Mentors: Farhan Ahmed Karim, Shahzaib Kashif

Chat Channel: Join Merledu LLVM MLIR Gitter Channel

Overview:

Every new hardware that is designed requires its own compiler to be created. Creating a compiler is a time-intensive task on top of hardware design. Compiler technologies have made great strides with the advent of MLIR and CIRCT. The goal of this project is to automate hardware design along with building its compiler by targeting the multi-level compiling capabilities of MLIR (Multi-Level Intermediate Representation) and CIRCT.

Expected Outcomes:

  • Compiler generation using MLIR and CIRCT
  • Documentation and demonstration of the automated workflow

Project 8: Attach Magma-Si with SoC-Now

Difficulty: Medium

Designation: 175 hours (medium)

Required Skills: CHISEL HDL, Computer Architecture, Generic Matrix Multiplication (GeMM), Accelerators, System-on-Chip

Mentors: Farhan Ahmed Karim, Shahzaib Kashif

Chat Channel: Join Magma-Si Gitter Channel

Overview:

Magma-Si (Matrix Accelerator Generator for GeMM Operations based on SIGMA Architecture) is an GeMM Accelerator Generator designed in CHISEL HDL. It is based on SIGMA Architecture which makes the Magma-Si generated GeMM Accelerator comparatively faster than the traditional systolic array based GeMM Accelerators.

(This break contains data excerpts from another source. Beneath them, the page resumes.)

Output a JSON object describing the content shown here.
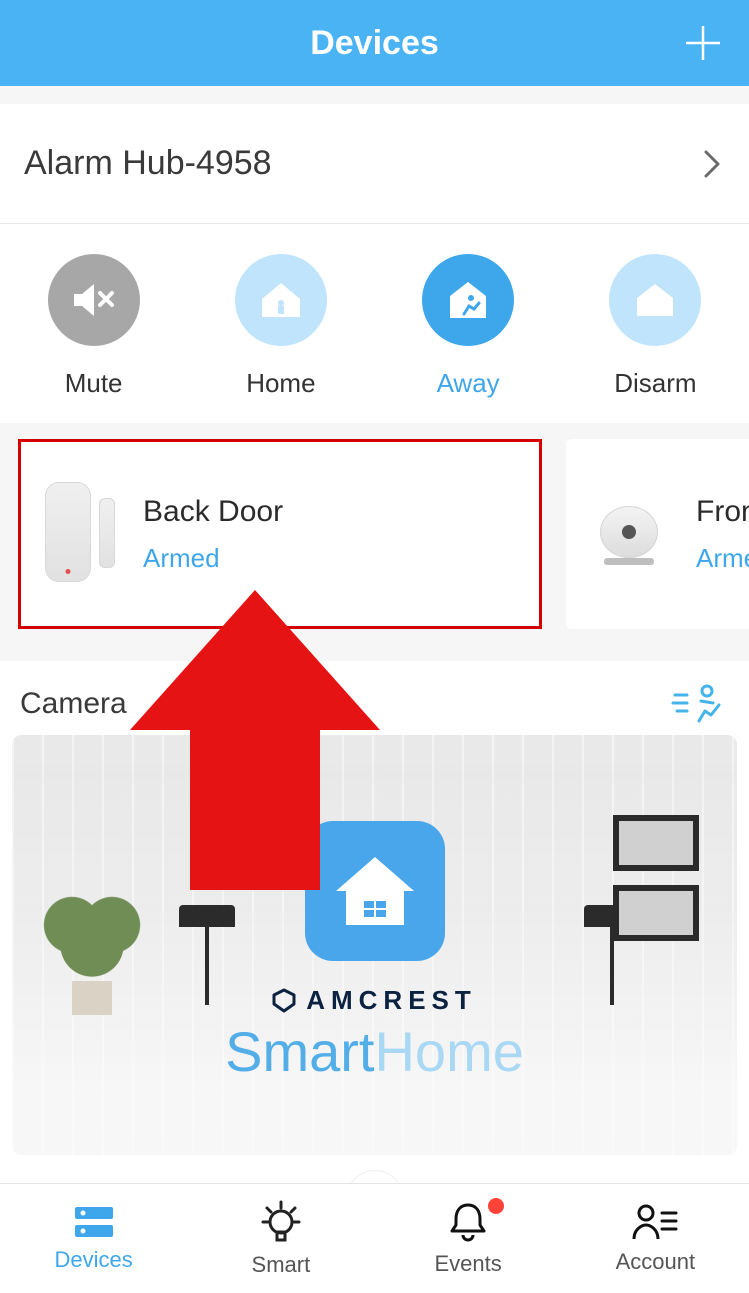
{
  "header": {
    "title": "Devices"
  },
  "hub": {
    "name": "Alarm Hub-4958"
  },
  "modes": {
    "mute": "Mute",
    "home": "Home",
    "away": "Away",
    "disarm": "Disarm",
    "active": "away"
  },
  "devices": [
    {
      "name": "Back Door",
      "status": "Armed",
      "type": "door-sensor"
    },
    {
      "name": "Front",
      "status": "Armed",
      "type": "camera"
    }
  ],
  "camera_section": {
    "title": "Camera"
  },
  "brand": {
    "name": "AMCREST",
    "product_a": "Smart",
    "product_b": "Home"
  },
  "tabs": {
    "devices": "Devices",
    "smart": "Smart",
    "events": "Events",
    "account": "Account",
    "active": "devices",
    "events_has_notification": true
  },
  "annotation": {
    "type": "red-arrow",
    "points_to": "devices.0"
  }
}
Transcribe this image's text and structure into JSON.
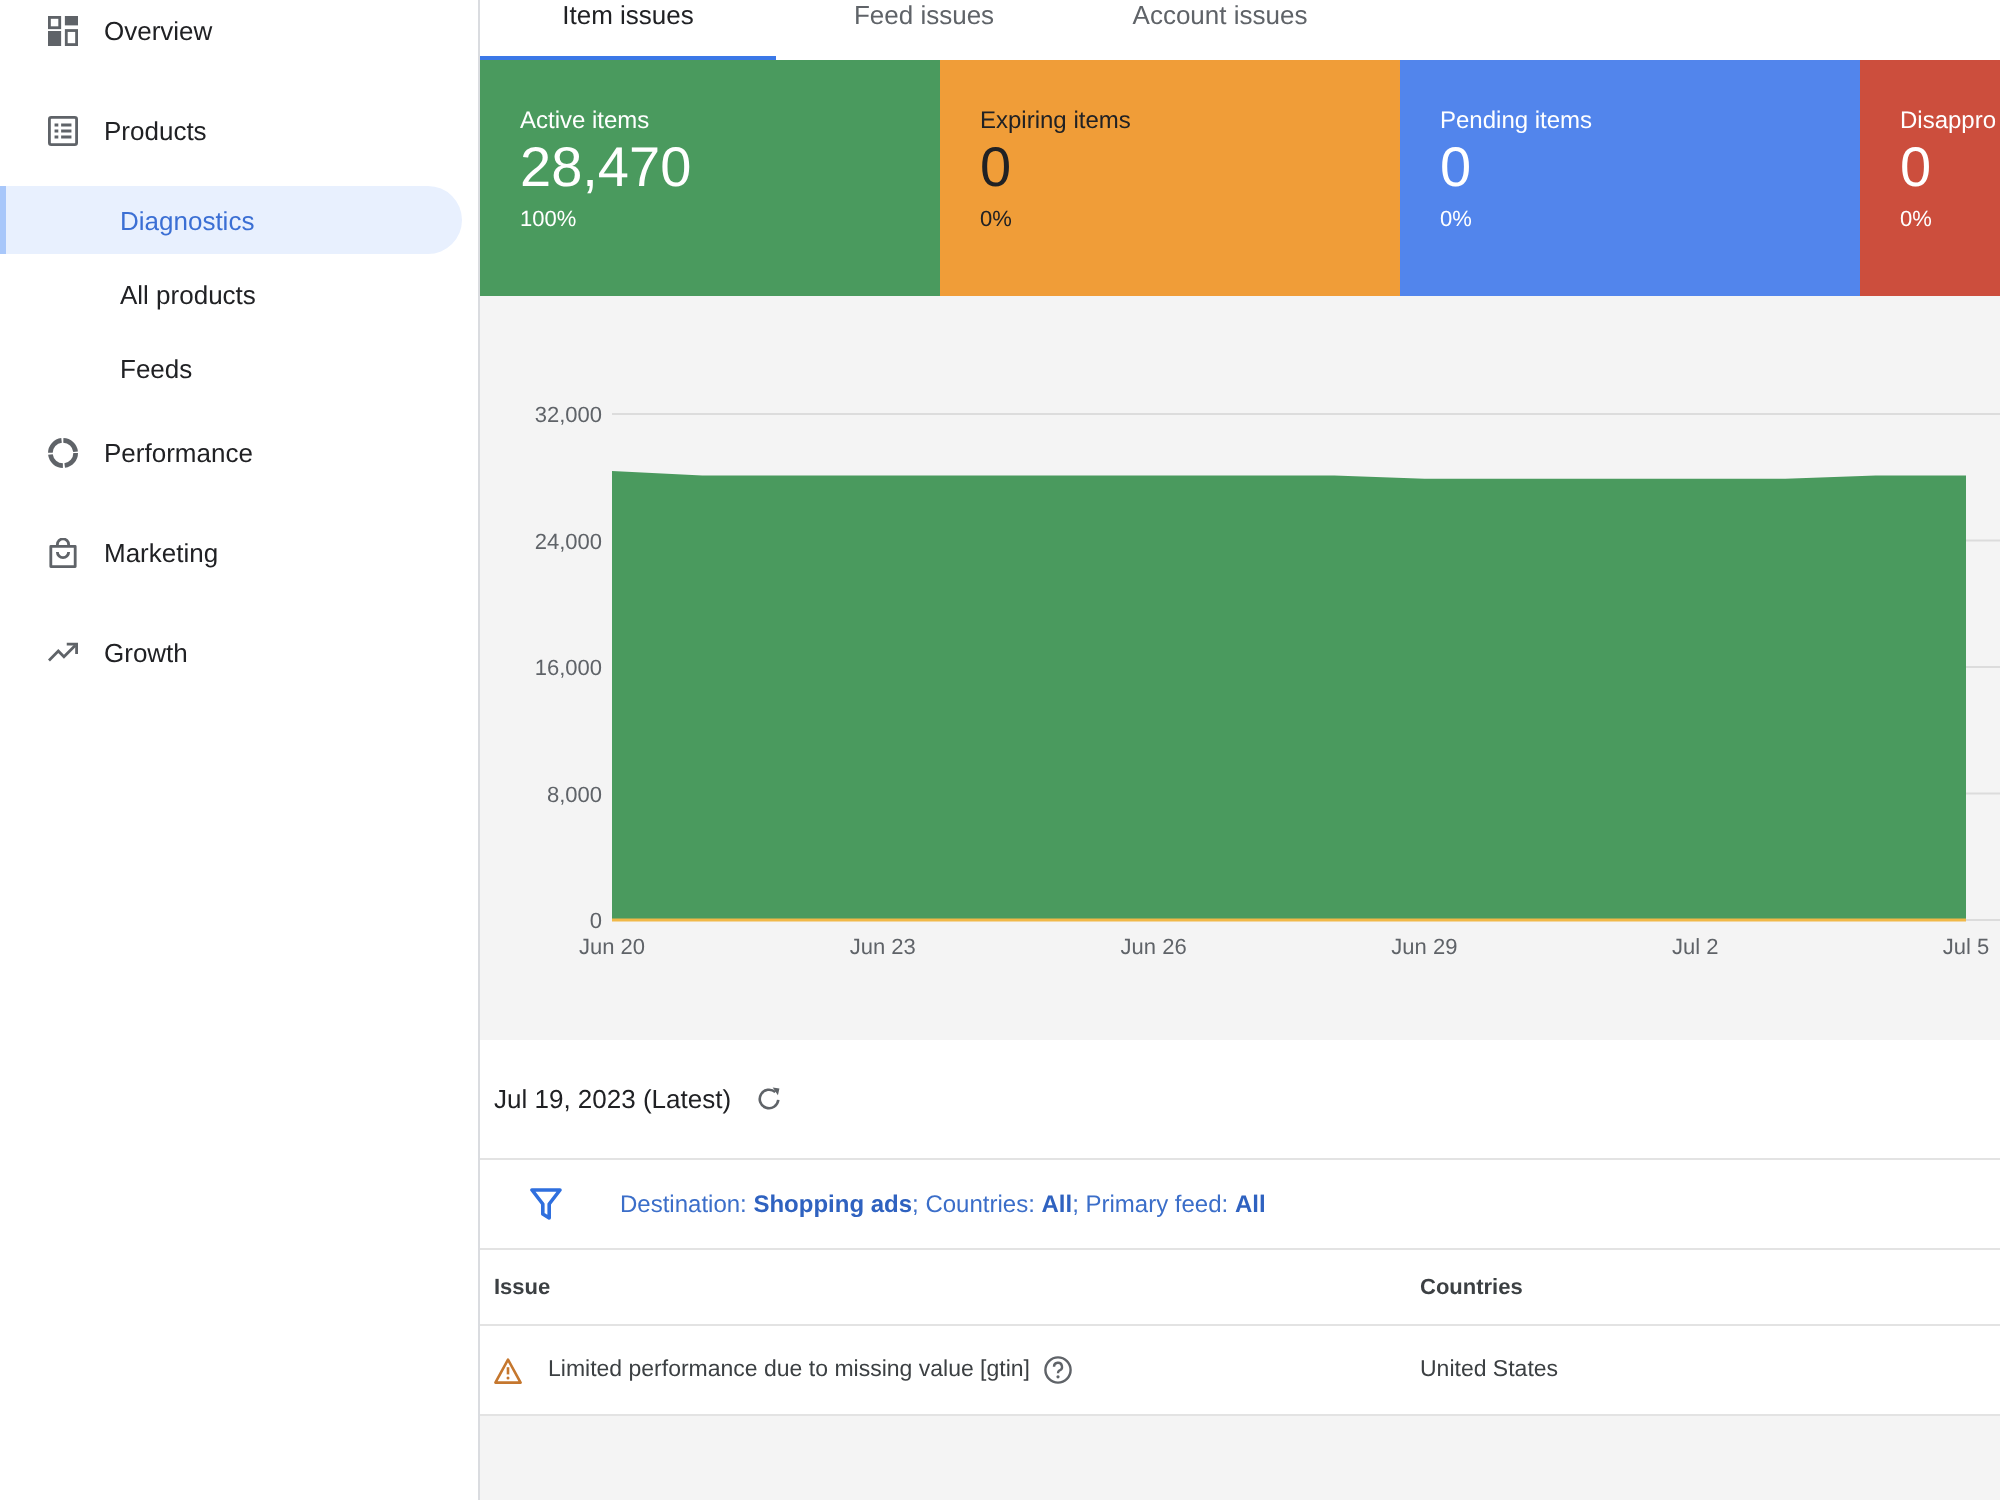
{
  "sidebar": {
    "items": [
      {
        "label": "Overview",
        "selected": false
      },
      {
        "label": "Products",
        "selected": false,
        "children": [
          {
            "label": "Diagnostics",
            "selected": true
          },
          {
            "label": "All products",
            "selected": false
          },
          {
            "label": "Feeds",
            "selected": false
          }
        ]
      },
      {
        "label": "Performance",
        "selected": false
      },
      {
        "label": "Marketing",
        "selected": false
      },
      {
        "label": "Growth",
        "selected": false
      }
    ]
  },
  "tabs": [
    {
      "label": "Item issues",
      "selected": true
    },
    {
      "label": "Feed issues",
      "selected": false
    },
    {
      "label": "Account issues",
      "selected": false
    }
  ],
  "summary_cards": [
    {
      "title": "Active items",
      "value": "28,470",
      "share": "100%",
      "color": "#4a9a5e"
    },
    {
      "title": "Expiring items",
      "value": "0",
      "share": "0%",
      "color": "#f09d38"
    },
    {
      "title": "Pending items",
      "value": "0",
      "share": "0%",
      "color": "#5285ec"
    },
    {
      "title": "Disappro",
      "value": "0",
      "share": "0%",
      "color": "#cc4e3d"
    }
  ],
  "chart": {
    "chart_data": {
      "type": "area",
      "x": [
        "--06-20",
        "--06-21",
        "--06-22",
        "--06-23",
        "--06-24",
        "--06-25",
        "--06-26",
        "--06-27",
        "--06-28",
        "--06-29",
        "--06-30",
        "--07-01",
        "--07-02",
        "--07-03",
        "--07-04",
        "--07-05"
      ],
      "series": [
        {
          "color": "#4a9a5e",
          "values": [
            28400,
            28100,
            28100,
            28100,
            28100,
            28100,
            28100,
            28100,
            28100,
            27900,
            27900,
            27900,
            27900,
            27900,
            28100,
            28100
          ]
        },
        {
          "type": "line",
          "color": "#f0b848",
          "values": [
            0,
            0,
            0,
            0,
            0,
            0,
            0,
            0,
            0,
            0,
            0,
            0,
            0,
            0,
            0,
            0
          ]
        }
      ],
      "xlim": [
        "--06-20",
        "--07-05"
      ],
      "ylim": [
        0,
        32000
      ],
      "yticks": [
        {
          "value": 0,
          "label": "0"
        },
        {
          "value": 8000,
          "label": "8,000"
        },
        {
          "value": 16000,
          "label": "16,000"
        },
        {
          "value": 24000,
          "label": "24,000"
        },
        {
          "value": 32000,
          "label": "32,000"
        }
      ],
      "xticks": [
        {
          "value": "--06-20",
          "label": "Jun 20"
        },
        {
          "value": "--06-23",
          "label": "Jun 23"
        },
        {
          "value": "--06-26",
          "label": "Jun 26"
        },
        {
          "value": "--06-29",
          "label": "Jun 29"
        },
        {
          "value": "--07-02",
          "label": "Jul 2"
        },
        {
          "value": "--07-05",
          "label": "Jul 5"
        }
      ],
      "grid": true
    }
  },
  "snapshot": {
    "date": "Jul 19, 2023 (Latest)"
  },
  "filter": {
    "summary": "Destination: **Shopping ads**; Countries: **All**; Primary feed: **All**"
  },
  "issues_table": {
    "columns": [
      "Issue",
      "Countries"
    ],
    "rows": [
      {
        "issue": "Limited performance due to missing value [gtin]",
        "countries": "United States"
      }
    ]
  }
}
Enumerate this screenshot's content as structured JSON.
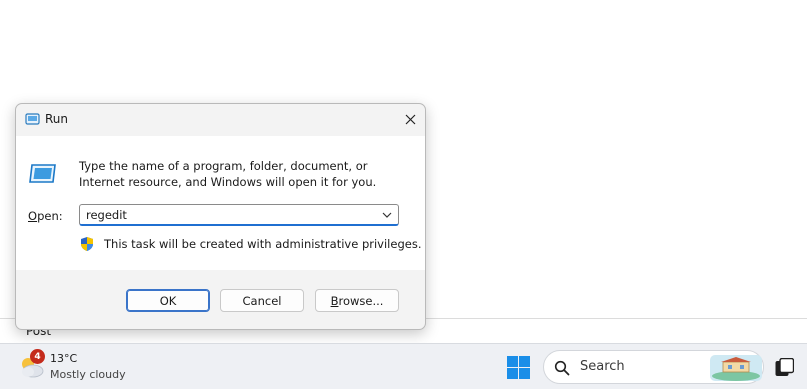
{
  "background": {
    "partial_text": "Post"
  },
  "dialog": {
    "title": "Run",
    "description": "Type the name of a program, folder, document, or Internet resource, and Windows will open it for you.",
    "open_label_accel": "O",
    "open_label_rest": "pen:",
    "input_value": "regedit",
    "admin_note": "This task will be created with administrative privileges.",
    "buttons": {
      "ok": "OK",
      "cancel": "Cancel",
      "browse_accel": "B",
      "browse_rest": "rowse..."
    }
  },
  "taskbar": {
    "weather": {
      "badge_count": "4",
      "temperature": "13°C",
      "condition": "Mostly cloudy"
    },
    "search_placeholder": "Search"
  },
  "icons": [
    "run-icon",
    "close-icon",
    "run-app-icon",
    "chevron-down-icon",
    "uac-shield-icon",
    "weather-icon",
    "windows-start-icon",
    "search-icon",
    "search-highlight-icon",
    "task-view-icon"
  ],
  "colors": {
    "accent": "#1f6fd1",
    "badge": "#c42b1c",
    "dialog_bg": "#f3f3f3",
    "taskbar_bg": "#eef0f4"
  }
}
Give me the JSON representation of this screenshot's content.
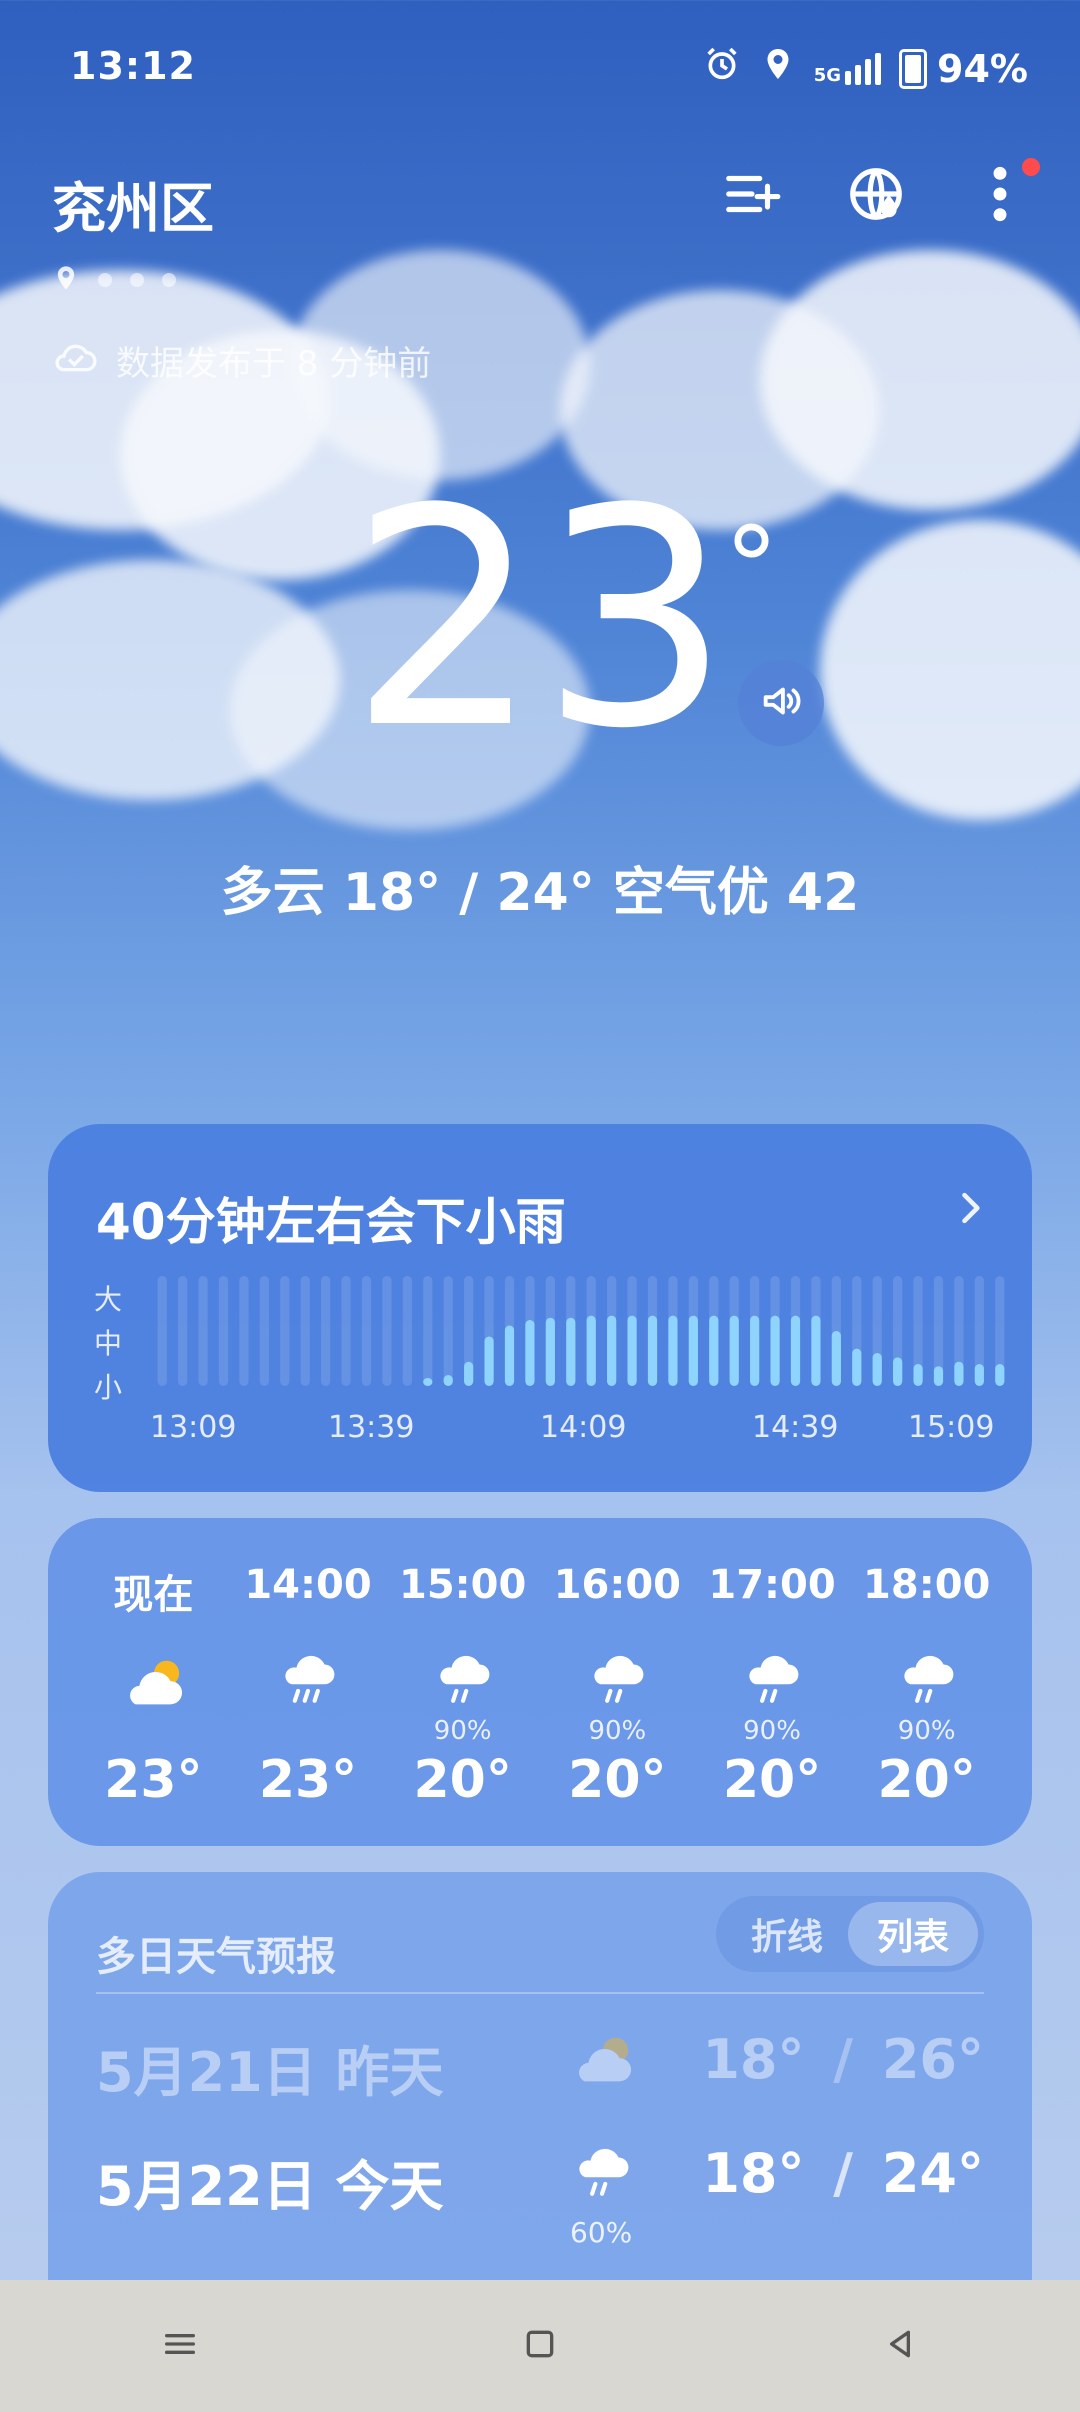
{
  "status_bar": {
    "time": "13:12",
    "network": "5G",
    "battery": "94%"
  },
  "header": {
    "city": "兖州区",
    "published": "数据发布于 8 分钟前"
  },
  "current": {
    "temperature": "23",
    "degree": "°",
    "summary": "多云  18° / 24°  空气优 42"
  },
  "precip": {
    "title": "40分钟左右会下小雨",
    "levels": [
      "大",
      "中",
      "小"
    ],
    "times": [
      "13:09",
      "13:39",
      "14:09",
      "14:39",
      "15:09"
    ],
    "intensity": [
      0,
      0,
      0,
      0,
      0,
      0,
      0,
      0,
      0,
      0,
      0,
      0,
      0,
      0.05,
      0.1,
      0.22,
      0.45,
      0.55,
      0.6,
      0.62,
      0.62,
      0.64,
      0.64,
      0.64,
      0.64,
      0.64,
      0.64,
      0.64,
      0.64,
      0.64,
      0.64,
      0.64,
      0.64,
      0.5,
      0.34,
      0.3,
      0.26,
      0.2,
      0.18,
      0.22,
      0.2,
      0.2
    ]
  },
  "hourly": [
    {
      "time": "现在",
      "icon": "partly-cloudy-sun-icon",
      "prob": "",
      "temp": "23°"
    },
    {
      "time": "14:00",
      "icon": "rain-cloud-icon",
      "prob": "",
      "temp": "23°"
    },
    {
      "time": "15:00",
      "icon": "rain-cloud-icon",
      "prob": "90%",
      "temp": "20°"
    },
    {
      "time": "16:00",
      "icon": "rain-cloud-icon",
      "prob": "90%",
      "temp": "20°"
    },
    {
      "time": "17:00",
      "icon": "rain-cloud-icon",
      "prob": "90%",
      "temp": "20°"
    },
    {
      "time": "18:00",
      "icon": "rain-cloud-icon",
      "prob": "90%",
      "temp": "20°"
    }
  ],
  "forecast": {
    "title": "多日天气预报",
    "toggle_line": "折线",
    "toggle_list": "列表",
    "days": [
      {
        "date": "5月21日  昨天",
        "icon": "partly-cloudy-sun-icon",
        "prob": "",
        "low": "18°",
        "high": "26°",
        "sep": "/"
      },
      {
        "date": "5月22日  今天",
        "icon": "rain-cloud-icon",
        "prob": "60%",
        "low": "18°",
        "high": "24°",
        "sep": "/"
      }
    ]
  },
  "colors": {
    "accent": "#4C7FDF",
    "rain_bar": "#8fd3ff"
  }
}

This project aims to attach the Magma-Si generated accelerators with the SoC-Now Framework, So that SoCs can be generated with SoC-Now with the capability of multiplying matrices more efficiently via Magma-Si generated GeMM Accelerators.

Expected Outcomes:

  • SoC-Now compatible generic interfaces working with Magma-Si.
  • SoC being generated from SoC-Now with Magma-Si Accelerator attached with it.
  • SoC + GeMM Accelerator shall be emulating successfully on FPGA.
  • Complete documentation of the project.

Project 9: Dynamic Implementation of Magma-Si Components

Difficulty: Hard

Designation: 350 hours (large)

Required Skills: CHISEL HDL, Computer Architecture, Generic Matrix Multiplication (GeMM), Accelerators, System-on-Chip, SIGMA Architecture

Mentors: Farhan Ahmed Karim, Shahzaib Kashif

Chat Channel: Join Magma-Si Gitter Channel

Overview:

Magma-Si (Matrix Accelerator Generator for GeMM Operations based on SIGMA Architecture) is an GeMM Accelerator Generator designed in CHISEL HDL. It is based on SIGMA Architecture which makes the Magma-Si generated GeMM Accelerator comparatively faster than the traditional systolic array based GeMM Accelerators.

This project aims to implement the components of Magma-Si such as Forward Adder Network (FAN) and Benes Distribution Network, to make it able to generate accelerators with a wider range of matrix multiplication capability in terms of number of rows and columns. Currently, Magma-Si supports accelerator generation for matrices having a maximum number of rows being 2 and columns also being 2, In order to make this number go up, there is a need to introduce more dynamicity in the Networks.

The applicant shall go through the SIGMA Architecture in depth to better undertand the underlying algorithm behind the Benes and FAN Networks, so that they can be implemented with dynamic nature.

Expected Outcomes:

  • Accelerators being generated with max of 1024 rows and 1024 columns.
  • Benes and FAN being dynamic that for each given parameter (no. of rows and cols) the component shall re-use its components and generate the correct hardware following the algorithm
  • Verification testbenches (randomized via Cocotb)
  • Complete documentation of the project.